Our Christmas Break was peaceful and busy at the same time. I adore that dichotomy, since the “busy” is the part when there is a rush to see as many loved ones as possible. And, peace. Well, that part is an absolute blessing. The best part was snuggling under the warmest blanket with my boys in Grand Marais, and watching the snow fall in feathery puffs, like it is in no hurry to join the earth since this will be its lightest and most free moment it'll ever enjoy on earth. It will take its grand entry slowly, and savor the tumble. That is, until Brody forms it into a massive snowball and rips it towards his brother's face. What is it with snow and the need to use it as a combative facial at the ages of 5 and 7? Someone always ends up crying... I made the shoulder-down rule. Sometimes I can be such a drag of a mommy.

It was our time in the snow, that is for sure. While we were snowy cold in the Upper Peninsula, the boys' daddy was in Mexico with his girlfriend, and proposed to her. While I have not met the boys' future step-mommy yet, I know that both Brody and Gideon possess so much love in their hearts and there is always room for more. It is my hope and prayer that future co-parenting with Tom and his new wife will be like that snowfall: calm, peaceful and gentle. I know it is possible and I believe, believe, believe that as long as every situation is viewed through a Godly lens, and one that focuses on the innocence of Brody and Gideon, that calm will prevail. I bought a book tonight on the subject, and plan to read how to maneuver through these newest waters. I know that she treats my boys well, and I know that she will not face any struggles in loving them (but I am partial)! A wise friend told me, “It shouldn't be called a 'step' parent, it should be called a 'bonus' parent.” Bonus love, bonus memories and bonus happiness is what I want for those precious monsters God has given me the gift of mothering. There is a plan for us all!

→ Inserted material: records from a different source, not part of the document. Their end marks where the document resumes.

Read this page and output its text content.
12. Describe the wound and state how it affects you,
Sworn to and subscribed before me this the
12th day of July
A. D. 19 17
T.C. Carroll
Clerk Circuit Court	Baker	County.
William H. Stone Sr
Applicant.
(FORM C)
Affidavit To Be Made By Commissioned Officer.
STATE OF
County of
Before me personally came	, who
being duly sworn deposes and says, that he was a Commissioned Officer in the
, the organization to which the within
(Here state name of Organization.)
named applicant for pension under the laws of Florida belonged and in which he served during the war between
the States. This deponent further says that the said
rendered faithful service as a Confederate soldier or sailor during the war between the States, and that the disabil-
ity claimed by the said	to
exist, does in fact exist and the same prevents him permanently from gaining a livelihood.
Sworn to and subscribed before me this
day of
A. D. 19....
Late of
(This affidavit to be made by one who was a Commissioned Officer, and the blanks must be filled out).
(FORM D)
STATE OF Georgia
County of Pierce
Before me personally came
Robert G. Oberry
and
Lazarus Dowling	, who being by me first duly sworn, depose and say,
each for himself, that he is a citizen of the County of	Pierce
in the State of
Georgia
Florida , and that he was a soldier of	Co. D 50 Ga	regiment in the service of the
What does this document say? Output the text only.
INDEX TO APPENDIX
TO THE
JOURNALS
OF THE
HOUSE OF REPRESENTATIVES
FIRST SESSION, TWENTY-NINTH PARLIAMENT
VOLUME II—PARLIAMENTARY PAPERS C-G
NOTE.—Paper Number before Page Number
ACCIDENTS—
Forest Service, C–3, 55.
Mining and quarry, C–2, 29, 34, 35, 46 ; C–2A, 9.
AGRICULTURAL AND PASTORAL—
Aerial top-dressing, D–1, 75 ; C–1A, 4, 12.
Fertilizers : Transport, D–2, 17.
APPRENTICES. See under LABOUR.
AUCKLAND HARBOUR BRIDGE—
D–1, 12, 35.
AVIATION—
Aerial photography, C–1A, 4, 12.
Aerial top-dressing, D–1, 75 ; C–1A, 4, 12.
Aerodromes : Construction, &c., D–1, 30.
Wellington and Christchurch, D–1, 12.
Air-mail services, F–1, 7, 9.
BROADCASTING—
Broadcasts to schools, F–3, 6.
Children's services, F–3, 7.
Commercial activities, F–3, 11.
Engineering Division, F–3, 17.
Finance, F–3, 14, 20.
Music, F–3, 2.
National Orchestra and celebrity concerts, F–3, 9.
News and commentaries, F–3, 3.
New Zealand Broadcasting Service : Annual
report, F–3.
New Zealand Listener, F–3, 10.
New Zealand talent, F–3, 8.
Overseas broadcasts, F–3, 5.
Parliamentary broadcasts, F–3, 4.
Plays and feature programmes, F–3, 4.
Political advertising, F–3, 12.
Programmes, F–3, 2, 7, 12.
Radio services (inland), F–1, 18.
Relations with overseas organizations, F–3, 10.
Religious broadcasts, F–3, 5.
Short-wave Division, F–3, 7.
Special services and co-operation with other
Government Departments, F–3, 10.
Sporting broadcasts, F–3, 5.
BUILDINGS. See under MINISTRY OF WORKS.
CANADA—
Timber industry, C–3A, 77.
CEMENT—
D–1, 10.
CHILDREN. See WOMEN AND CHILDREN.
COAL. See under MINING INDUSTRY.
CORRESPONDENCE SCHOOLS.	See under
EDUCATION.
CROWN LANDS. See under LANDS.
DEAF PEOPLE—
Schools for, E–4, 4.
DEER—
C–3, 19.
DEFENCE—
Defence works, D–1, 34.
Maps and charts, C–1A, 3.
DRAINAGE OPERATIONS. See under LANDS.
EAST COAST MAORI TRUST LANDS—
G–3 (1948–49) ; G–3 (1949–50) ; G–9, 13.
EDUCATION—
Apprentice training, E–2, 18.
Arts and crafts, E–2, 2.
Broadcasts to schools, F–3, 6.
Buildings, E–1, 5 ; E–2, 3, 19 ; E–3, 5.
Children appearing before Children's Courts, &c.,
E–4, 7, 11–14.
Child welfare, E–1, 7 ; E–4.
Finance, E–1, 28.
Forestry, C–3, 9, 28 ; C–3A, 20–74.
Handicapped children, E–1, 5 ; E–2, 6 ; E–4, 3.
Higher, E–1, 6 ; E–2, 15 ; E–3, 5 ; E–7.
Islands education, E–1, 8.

Tomorrow is spinal chemo for Gideon at 8 am. He will be sedated early-on, and will receive port chemotherapy. Please pray for a working port, a positive attitude for our boy, a smooth injection with minimal side effects. Gideon will be starting his next round of steroids, too. I am hoping they usher in an appetite!

Thank you for the love, prayers and continued open hearts as you think on Gideon. I am wishing all of you a Happy, happy New Year! So are my boys!